Ofcom - driven by consumers
In the famous quote from Benjamin Franklin 'nothing in this world is said to be certain, except death and taxes.' We could also add 'and problems with broadband or mobile provider, resulting in lost service and being overcharged.' It's a bit of a mouthful but certainly relevant to all of us at some point. Those that move house regularly will have felt the sting of missed engineer appointments and the pain of days with no broadband, whilst the mobile-savvy could be missing out on better coverage and better deals by sticking with the same mobile service. These problems have greater ramifications than just saving money - an unreliable internet connection can greatly affect a small business, or make things harder for the socially isolated to reach out to others, or be a barrier to education and skills. It is in no one's interest for these problems to persist and there are people out there who want to make things better.
Ofcom is the communications regulator in the UK and as such their remit is quite diverse, covering TV, radio, video-on-demand, fixed-line phones, mobile phones, and the airwaves over which all these things are made possible. You may have encountered or heard of Ofcom via their complaints handling but this is not the only thing they do. Their principal duty is to further the interest of citizens and consumers, helping them get the best from their communication services by encouraging healthy competition and protecting against dodgy practices.
They have already seen several of their recommendations put in to practice, such as the cutting of line-rental costs for million of customers who take only a landline package and the introduction of automatic compensation from some of the UK's biggest broadband providers for delays to service and missed appointments. Getting these recommendations to be accepted is no easy task. In their duty to keep competition fair and healthy, Ofcom have to make decisions that not everyone agrees with, such as the decision to limit the amount of airwaves that any one company can own for the impending 5G auction.
There are ultimately some things that can't be addressed (yet) because there isn't enough data about the current situation. You wouldn't go on an adventure without a map and some provisions, right?
Data can provide incredible insights and power innovative services and apps. Just look at CityMapper. Working with us at ODI Leeds, Ofcom want to see what their own data could reveal or create - tools for planning, strategy to reach the most isolated communities, or use cases to push for further data release. Amongst these possibilities lies an opportunity to standardise a way of measuring 'connectivity' and perhaps even build the definitions of 'good coverage' and 'bad coverage.' This kind of data can be influential for infrastructure projects but also for SMEs and community groups.
The Ofcom innovation workshop on Thursday 15 March is designed to get conversations started about the future of data for Ofcom. When we spoke to them, they outlined what they wanted to get from the day and how they wanted to engage with people:
The Innovation Workshop is about data and what we can all do with it, ultimately to improve the lives of consumers and citizens. We want this to be an exploratory and collaborative conversation. We're interested in all your ideas - things you may already be working on and things you can imagine doing in the future. We're in listening mode. What we hope you'll get out of it is a better idea of what data is already available and the chance to collaborate with other experts on possible opportunities for this or other data in future. Equally it's about establishing ongoing collaborative relationships, so that the kind of dialogue we have today isn't something that ends on this day, but continues into the future.

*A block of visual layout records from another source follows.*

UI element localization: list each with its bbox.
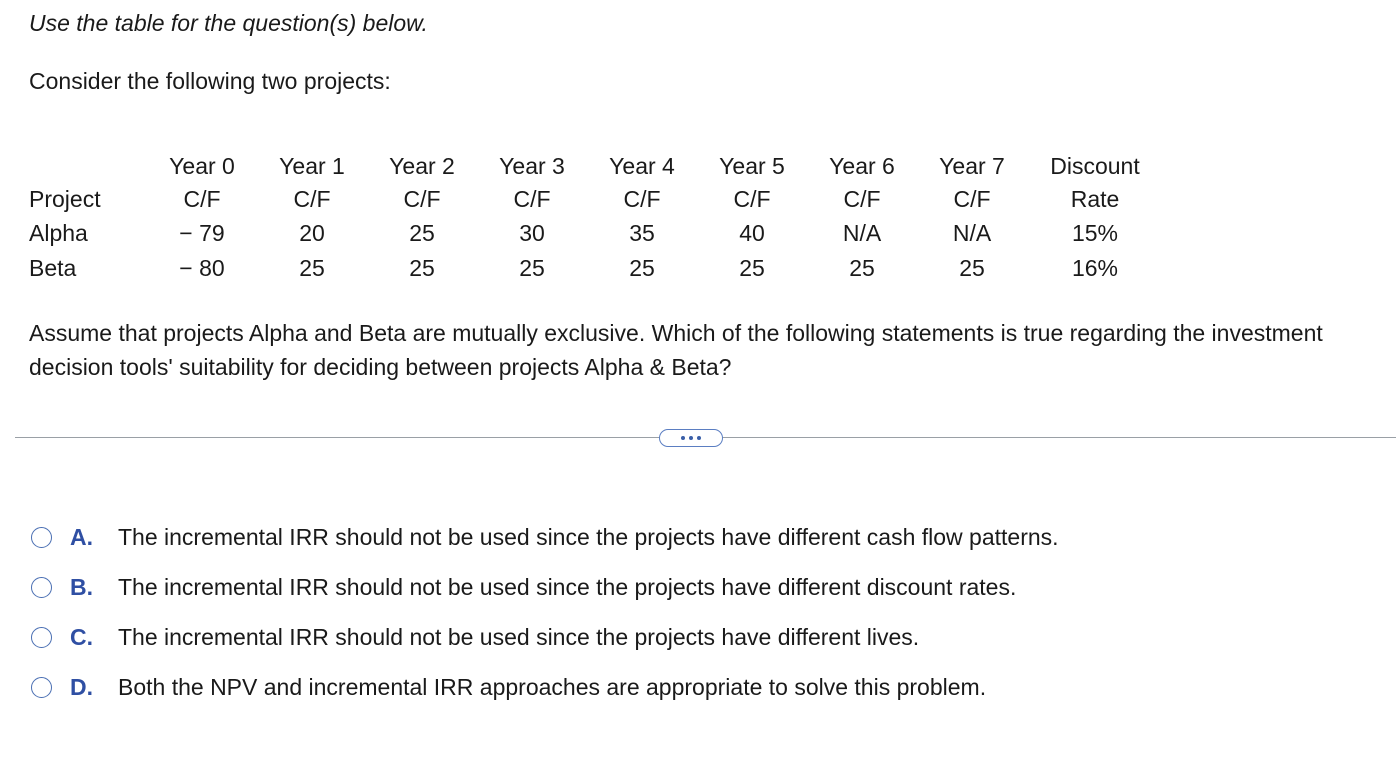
radio-unselected-icon[interactable] (31, 626, 52, 648)
cash-flow-cell: 25 (739, 255, 765, 281)
cash-flow-cell: − 79 (179, 220, 225, 246)
more-dots-icon[interactable] (659, 429, 723, 447)
discount-rate-cell: 16% (1071, 255, 1119, 281)
table-row-beta: Beta − 80 25 25 25 25 25 25 25 16% (29, 251, 1163, 286)
radio-unselected-icon[interactable] (31, 576, 52, 598)
header-year-4: Year 4 C/F (609, 153, 675, 212)
answer-options: A. The incremental IRR should not be use… (31, 512, 1059, 712)
cash-flow-cell: − 80 (179, 255, 225, 281)
dot (689, 436, 693, 440)
option-letter: A. (70, 523, 93, 550)
table-row-alpha: Alpha − 79 20 25 30 35 40 N/A N/A 15% (29, 216, 1163, 251)
header-year-1: Year 1 C/F (279, 153, 345, 212)
cash-flow-cell: 25 (409, 255, 435, 281)
project-name: Alpha (29, 220, 88, 246)
cash-flow-cell: 40 (739, 220, 765, 246)
option-text: The incremental IRR should not be used s… (118, 573, 1017, 600)
option-text: Both the NPV and incremental IRR approac… (118, 673, 987, 700)
dot (697, 436, 701, 440)
header-year-2: Year 2 C/F (389, 153, 455, 212)
radio-unselected-icon[interactable] (31, 676, 52, 698)
cash-flow-cell: 25 (959, 255, 985, 281)
header-year-3: Year 3 C/F (499, 153, 565, 212)
cash-flow-cell: 25 (849, 255, 875, 281)
option-letter: B. (70, 573, 93, 600)
option-text: The incremental IRR should not be used s… (118, 523, 1059, 550)
cash-flow-cell: 20 (299, 220, 325, 246)
radio-unselected-icon[interactable] (31, 526, 52, 548)
cash-flow-cell: 35 (629, 220, 655, 246)
cash-flow-cell: N/A (842, 220, 882, 246)
header-year-5: Year 5 C/F (719, 153, 785, 212)
option-c[interactable]: C. The incremental IRR should not be use… (31, 612, 1059, 662)
lead-text: Consider the following two projects: (29, 68, 391, 94)
project-name: Beta (29, 255, 77, 281)
cash-flow-cell: N/A (952, 220, 992, 246)
header-year-6: Year 6 C/F (829, 153, 895, 212)
option-d[interactable]: D. Both the NPV and incremental IRR appr… (31, 662, 1059, 712)
option-letter: C. (70, 623, 93, 650)
instruction-text: Use the table for the question(s) below. (29, 10, 428, 36)
cash-flow-cell: 25 (519, 255, 545, 281)
option-text: The incremental IRR should not be used s… (118, 623, 920, 650)
header-year-0: Year 0 C/F (169, 153, 235, 212)
discount-rate-cell: 15% (1071, 220, 1119, 246)
table-header-row: Project Year 0 C/F Year 1 C/F Year 2 C/F Ye… (29, 150, 1163, 216)
cash-flow-cell: 25 (629, 255, 655, 281)
option-b[interactable]: B. The incremental IRR should not be use… (31, 562, 1059, 612)
cash-flow-cell: 25 (409, 220, 435, 246)
header-project: Project (29, 186, 101, 212)
cash-flow-cell: 25 (299, 255, 325, 281)
option-a[interactable]: A. The incremental IRR should not be use… (31, 512, 1059, 562)
question-text: Assume that projects Alpha and Beta are … (29, 320, 1323, 380)
dot (681, 436, 685, 440)
header-year-7: Year 7 C/F (939, 153, 1005, 212)
option-letter: D. (70, 673, 93, 700)
cash-flow-table: Project Year 0 C/F Year 1 C/F Year 2 C/F Ye… (29, 150, 1163, 286)
cash-flow-cell: 30 (519, 220, 545, 246)
header-discount-rate: Discount Rate (1050, 153, 1140, 212)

They are honest about the focus for the innovation workshop - data and innovation. They can't make promises about the data they can release, either on the day or in the future (and you'll see why in a moment). And whilst they are always open to conversations about their policy work, they won't be talking about it at the innovation workshop.
So what is the current data playground like?
Ofcom already has an Open Data policy - that we release data openly where possible. We release it on our own website and via data.gov.uk. This promotes innovation and research in the industry generally. A wide range of third parties take it up and many of the benefits flow to consumers.
The data we have comes from different places. Some, for example is our own market research. A lot of the data we have comes from industry. Some data is straightforward to release. Some can't be released, because it is personal or too commercially sensitive. Or, it has been collected for a particular purpose, using legal powers which restrict its use.
Often, we're interested in going further with what we collect and release. Equally, we are interested in what data is not useful. Sometimes we need to know more about the possible benefits from data release, as essentially we may need to do a decent cost-benefit assessment before changing our approach. The more we can understand the use cases for different data sets, the better we can plan our overall data strategy. So while we may not be able to promise new data sets right away, what we can promise is to listen to all your ideas and to build them in to our future thinking.